I was trying to search through a list of pairs that could have the element ("$", Undefined) in it at some arbitrary location. I wanted to ONLY search the part of the list in front of that special element, so I tried something like this (alreadyThere is intended to take the element n and the list xs as arguments):
checkNotSameScope :: Env -> VarName -> Expr -> Expr
checkNotSameScope (xs:("$", Undefined):_) n e = if alreadyThere n xs then BoolLit False
else BoolLit True
But that does not work; the compiler seemed to indicate that (xs: ..) only deals with a SINGLE value prepending my list. I cannot use : to indicate the first chunk of a list; only a single element. Looking back, this makes sense; otherwise, how would the compiler know what to do? Adding an "s" to something like "x" doesn't magically make multiple elements! But how can I work around this?
Unfortunately, even with smart compilers and languages, some programming cannot be avoided...
In your case it seems you want the part of a list up to a specific element. More generally, to find the list up to some condition you can use the standard library takeWhile function. Then you can just run alreadyThere on it:
checkNotSameScope :: Env -> VarName -> Expr -> Expr
checkNotSameScope xs n e = if alreadyThere n (takeWhile (/= ("$", Undefined)) xs)
then BoolLit False
else BoolLit True
It maybe does not what you want for lists where ("$", Undefined) does not occur, so beware.
Similar to Joachim's answer, you can use break, which will allow you to detect when ("$", Undefined) doesn't occur (if this is necessary). i.e.
checkNotSameScope xs n e = case break (== ("$", Undefined)) xs of
(_, []) -> .. -- ("$", Undefined) didn't occur!
(xs', _) -> BoolLit . not $ alreadyThere n xs'
(NB. you lose some laziness in this solution, since the list has to be traversed until ("$", Undefined), or to the end, to check the first case.)
Haskell cannot do this kind of pattern matching out of the box, although there are some languages which can, like CLIPS for example, or F#, by using active patterns.
But we can use Haskell's existing pattern matching capabilities to obtain a similar result. Let us first define a function called deconstruct defined like this:
deconstruct :: [a] -> [([a], a, [a])]
deconstruct [] = []
deconstruct [x] = [([], x, [])]
deconstruct (x:xs) = ([], x, xs) : [(x:ys1, y, ys2) | (ys1, y, ys2) <- deconstruct xs]
What this function does is to obtain all the decompositions of a list xs into triples of form (ys1, y, ys2) such that ys1 ++ [y] ++ ys2 == xs.
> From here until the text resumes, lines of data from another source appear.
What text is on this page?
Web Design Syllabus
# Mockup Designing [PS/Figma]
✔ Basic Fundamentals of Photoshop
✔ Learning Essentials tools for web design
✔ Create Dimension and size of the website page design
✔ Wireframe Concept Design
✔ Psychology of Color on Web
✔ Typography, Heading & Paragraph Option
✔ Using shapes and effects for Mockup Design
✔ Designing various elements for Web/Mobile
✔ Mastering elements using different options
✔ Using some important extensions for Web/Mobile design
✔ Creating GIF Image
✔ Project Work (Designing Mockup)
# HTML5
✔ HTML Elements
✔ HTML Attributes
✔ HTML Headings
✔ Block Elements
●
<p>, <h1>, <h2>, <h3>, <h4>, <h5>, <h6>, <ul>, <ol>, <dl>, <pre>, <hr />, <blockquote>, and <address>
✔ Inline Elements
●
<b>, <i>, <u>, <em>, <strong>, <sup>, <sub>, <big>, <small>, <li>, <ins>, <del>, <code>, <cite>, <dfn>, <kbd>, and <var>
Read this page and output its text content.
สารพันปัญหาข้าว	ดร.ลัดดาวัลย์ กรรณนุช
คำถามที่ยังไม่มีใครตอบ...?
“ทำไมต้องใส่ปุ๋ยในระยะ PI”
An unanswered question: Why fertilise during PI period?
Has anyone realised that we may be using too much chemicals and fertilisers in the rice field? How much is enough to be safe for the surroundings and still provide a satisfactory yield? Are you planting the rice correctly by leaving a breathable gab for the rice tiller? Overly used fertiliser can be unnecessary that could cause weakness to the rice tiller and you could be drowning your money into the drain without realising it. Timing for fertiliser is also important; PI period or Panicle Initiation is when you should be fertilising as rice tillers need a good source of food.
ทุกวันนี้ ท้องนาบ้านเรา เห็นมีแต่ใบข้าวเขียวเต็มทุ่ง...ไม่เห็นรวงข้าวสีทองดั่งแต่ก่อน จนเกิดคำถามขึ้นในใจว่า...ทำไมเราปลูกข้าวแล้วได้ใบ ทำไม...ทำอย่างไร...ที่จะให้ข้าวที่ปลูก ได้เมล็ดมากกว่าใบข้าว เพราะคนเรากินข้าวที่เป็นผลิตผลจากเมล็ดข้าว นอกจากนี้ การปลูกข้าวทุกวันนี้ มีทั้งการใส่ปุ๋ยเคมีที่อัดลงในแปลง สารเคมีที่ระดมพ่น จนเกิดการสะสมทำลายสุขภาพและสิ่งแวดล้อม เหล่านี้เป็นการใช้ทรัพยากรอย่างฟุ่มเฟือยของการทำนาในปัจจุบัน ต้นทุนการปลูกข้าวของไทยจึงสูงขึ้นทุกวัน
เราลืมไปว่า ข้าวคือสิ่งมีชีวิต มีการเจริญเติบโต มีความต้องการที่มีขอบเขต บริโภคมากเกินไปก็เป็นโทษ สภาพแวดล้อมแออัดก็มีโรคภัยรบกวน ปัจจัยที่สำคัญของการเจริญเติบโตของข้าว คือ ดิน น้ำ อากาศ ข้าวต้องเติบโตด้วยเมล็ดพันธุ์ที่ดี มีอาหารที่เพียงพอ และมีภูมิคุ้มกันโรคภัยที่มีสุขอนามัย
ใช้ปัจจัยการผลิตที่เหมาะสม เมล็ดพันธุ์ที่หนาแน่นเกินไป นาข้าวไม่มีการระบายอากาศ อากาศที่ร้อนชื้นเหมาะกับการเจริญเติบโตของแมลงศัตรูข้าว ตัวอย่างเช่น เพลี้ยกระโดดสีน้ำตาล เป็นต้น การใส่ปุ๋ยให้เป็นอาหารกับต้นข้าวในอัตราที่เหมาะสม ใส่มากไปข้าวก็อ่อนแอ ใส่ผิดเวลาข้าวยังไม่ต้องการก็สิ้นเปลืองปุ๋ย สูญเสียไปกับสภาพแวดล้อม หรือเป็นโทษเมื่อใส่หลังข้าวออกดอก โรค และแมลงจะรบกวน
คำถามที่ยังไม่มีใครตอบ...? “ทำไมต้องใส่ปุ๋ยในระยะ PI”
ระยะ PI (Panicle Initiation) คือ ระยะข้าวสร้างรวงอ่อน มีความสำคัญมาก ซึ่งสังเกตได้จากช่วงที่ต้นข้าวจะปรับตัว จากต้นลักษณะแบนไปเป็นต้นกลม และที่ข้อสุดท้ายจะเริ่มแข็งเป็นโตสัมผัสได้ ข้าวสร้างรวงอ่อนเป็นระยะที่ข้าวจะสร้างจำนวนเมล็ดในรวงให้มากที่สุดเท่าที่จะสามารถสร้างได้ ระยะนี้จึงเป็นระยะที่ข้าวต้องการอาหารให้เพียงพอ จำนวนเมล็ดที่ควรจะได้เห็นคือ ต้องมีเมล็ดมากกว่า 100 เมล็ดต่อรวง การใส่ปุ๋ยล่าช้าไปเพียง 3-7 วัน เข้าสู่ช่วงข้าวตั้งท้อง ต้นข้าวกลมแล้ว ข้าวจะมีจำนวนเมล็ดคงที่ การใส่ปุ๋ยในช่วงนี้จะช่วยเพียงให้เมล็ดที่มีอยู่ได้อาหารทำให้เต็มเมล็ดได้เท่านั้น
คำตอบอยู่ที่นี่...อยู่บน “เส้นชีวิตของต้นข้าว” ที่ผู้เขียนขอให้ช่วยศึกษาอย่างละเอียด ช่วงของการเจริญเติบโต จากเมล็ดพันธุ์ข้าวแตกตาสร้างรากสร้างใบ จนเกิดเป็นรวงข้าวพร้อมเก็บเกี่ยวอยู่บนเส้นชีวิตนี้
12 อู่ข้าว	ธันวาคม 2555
So for example:
deconstruct [1..4] => [([],1,[2,3,4]),([1],2,[3,4]),([1,2],3,[4]),([1,2,3],4,[])]
Using this you can define your function as follows:
checkNotSameScope xs n e =
case [ys | (ys, ("$", Undefined), _) <- deconstruct xs] of
[ys] -> BoolLit $ not $ alreadyThere n xs
_ -> -- handle the case when ("$", Undefined) doesn't occur at all or more than once
We can use the do-notation to obtain something even closer to what you are looking for:
checkNotSameScope xs n e = BoolLit $ not $ any (alreadyThere n) prefixes
where
prefixes = do
(xs, ("$", Undefined), _) <- deconstruct xs
return xs
There are several things going on here. First of all the prefixes variable will store all the prefix lists which occur before the ("$", Undefined) pair - or none if the pair is not in the input list xs. Then using the any function we are checking whether alreadyThere n gives us True for any of the prefixes. And the rest is to complete your function's logic.